• Lukas dépassa le sentier qui menait aux bois Jandreau et continua son chemin jusqu’à la masure de la Jeanne. Il se promit de faire un détour par la clairière avant de rentrer au village. Il en avait tellement envie… Mais pour l’heure il voulait demander à la vieille guérisseuse des plantes pour sa maman. Elle vivait à l’écart de tous à l’orée du petit bois des Groppes. Il trouva la vieille femme non loin de sa maison, traînant avec peine un seau d’eau qu’elle venait de puiser à la rivière. Lukas se précipita pour la décharger de son fardeau. Elle s’arrêta un peu pour reprendre son souffle avant de rejoindre le garçon qui avait déjà franchi les trois marches effondrées menant à son logis.


    - Merci mon grand, tu es arrivé à point...


    Il lui tendit une main pour l’aider à monter.
    - Vieille Jeanne... j’ai besoin d’un remède pour la maman
    - Entre donc et explique-moi ce qui ne va pas... dit-elle en poussant Lukas vers l’intérieur sombre de la bicoque.
    La lourde porte se referma sur eux.

    Une heure après il ressortait de chez la Jeanne confiant ; il tenait serrée contre sa poitrine une grosse aumônière en peau remplie d’herbes séchées et fermée par un lacet. Il se répétait les consignes qu’elle lui avait données pour soulager l’Adèle. Il courait presque sur le sentier des grands bois, car il filait vers la clairière du Diable comme prévu. Il était encore tôt et il comptait bien en profiter pour voir ceux qu’il avait entendus pendant la nuit. Alors qu’il s’engageait entre les premiers chênes, il noua le lacet de l’aumônière à sa ceinture pour ne pas la perdre.

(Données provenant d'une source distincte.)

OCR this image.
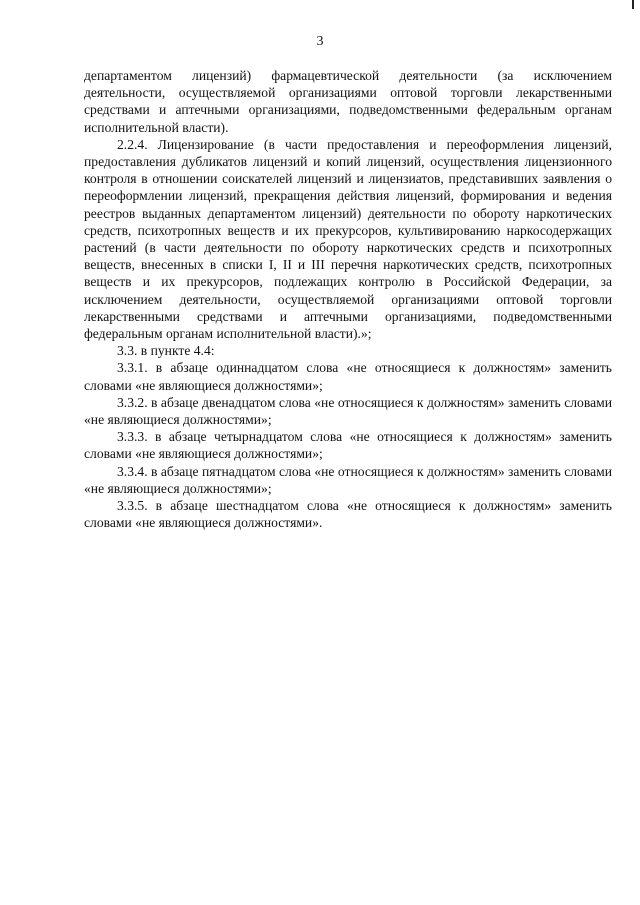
3

департаментом лицензий) фармацевтической деятельности (за исключением деятельности, осуществляемой организациями оптовой торговли лекарственными средствами и аптечными организациями, подведомственными федеральным органам исполнительной власти).

2.2.4. Лицензирование (в части предоставления и переоформления лицензий, предоставления дубликатов лицензий и копий лицензий, осуществления лицензионного контроля в отношении соискателей лицензий и лицензиатов, представивших заявления о переоформлении лицензий, прекращения действия лицензий, формирования и ведения реестров выданных департаментом лицензий) деятельности по обороту наркотических средств, психотропных веществ и их прекурсоров, культивированию наркосодержащих растений (в части деятельности по обороту наркотических средств и психотропных веществ, внесенных в списки I, II и III перечня наркотических средств, психотропных веществ и их прекурсоров, подлежащих контролю в Российской Федерации, за исключением деятельности, осуществляемой организациями оптовой торговли лекарственными средствами и аптечными организациями, подведомственными федеральным органам исполнительной власти).»;

3.3. в пункте 4.4:

3.3.1. в абзаце одиннадцатом слова «не относящиеся к должностям» заменить словами «не являющиеся должностями»;

3.3.2. в абзаце двенадцатом слова «не относящиеся к должностям» заменить словами «не являющиеся должностями»;

3.3.3. в абзаце четырнадцатом слова «не относящиеся к должностям» заменить словами «не являющиеся должностями»;

3.3.4. в абзаце пятнадцатом слова «не относящиеся к должностям» заменить словами «не являющиеся должностями»;

3.3.5. в абзаце шестнадцатом слова «не относящиеся к должностям» заменить словами «не являющиеся должностями».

    Il avançait vite et il voyait déjà se profiler derrière les arbres la masse noire de l’énorme roche. Il ralentit pour se faire plus discret mais poussa plus avant que la dernière fois. La clairière était calme, comme désertée. Seuls quelques bruissements de feuilles et de souffle de vent dans les branches troublaient le silence. La rivière qui cascadait plus loin derrière les roches racontait ses clapotis d’eau. Il se posta là, accroupi au pied d’un châtaignier centenaire. Immobile il figea aussi ses pensées pour ressentir pleinement la nature qui l’entourait, en décoder le moindre signe et percevoir le plus léger mouvement. Il guetta longtemps, mais il ne se passa rien.
    Ses jambes ankylosées l’obligèrent à se remettre debout. Il se frictionna les cuisses avec vigueur, secoua un pied puis l’autre et jugea qu’il était grand temps de rentrer aux Forges. Il reviendrait demain après l’école, le plus urgent était de rapporter la tisane à sa très chère mère.


    Il cheminait d’un bon pas, le nez au vent humide et une main sur l’aumônière quand il entendit loin derrière lui le bruit d’une cavalcade qui se rapprochait rapidement. Il se retourna un bref instant mais ne vit rien, alors il se signa et se mit à courir. La sarabande s’amplifiait, les branches mortes écrasées craquaient et des grondements rauques lui arrivaient par bribes. Il courait, de ses mains en avant il repoussait les branchages bas, il courait vite, de plus en plus vite, il s’essoufflait, il avait un point de côté … et ces sous-bois qui n’en finissaient pas, il pensait que jamais il n’atteindrait le chemin.

    Il tourna la tête vers l’arrière, s’arrêta et fit volte-face en se penchant en avant, une main sur son ventre… ils étaient là, juste à quelques mètres et fonçaient sur lui… Contre toute attente les deux loups stoppèrent leur course folle. Alors que l’un des deux s’agitait dans les taillis en grondant, le plus clair se tenait debout devant Lukas et le fixait de ses yeux jaunes, les oreilles bien droites. Sa queue s’abaissait peu à peu. Le garçon sentait la peur s’insinuer en lui, il haletait mais ne bougeait pas ; la sueur perlait sur son nez. Il ne savait que faire : attendre comme ça immobile ou reprendre sa fuite et finir dévoré.


    Le loup gris décida de son destin. Il bondit des fourrés d’un coup et se rua sur Lukas pétrifié. Au même instant l’autre loup se jeta sur son congénère pour contrer son attaque. Les deux bêtes s’abattirent sur la poitrine du garçon qui bascula sur le côté. Dans sa chute sa tête heurta un tronc et il s’écroula au pied d’un grand chêne.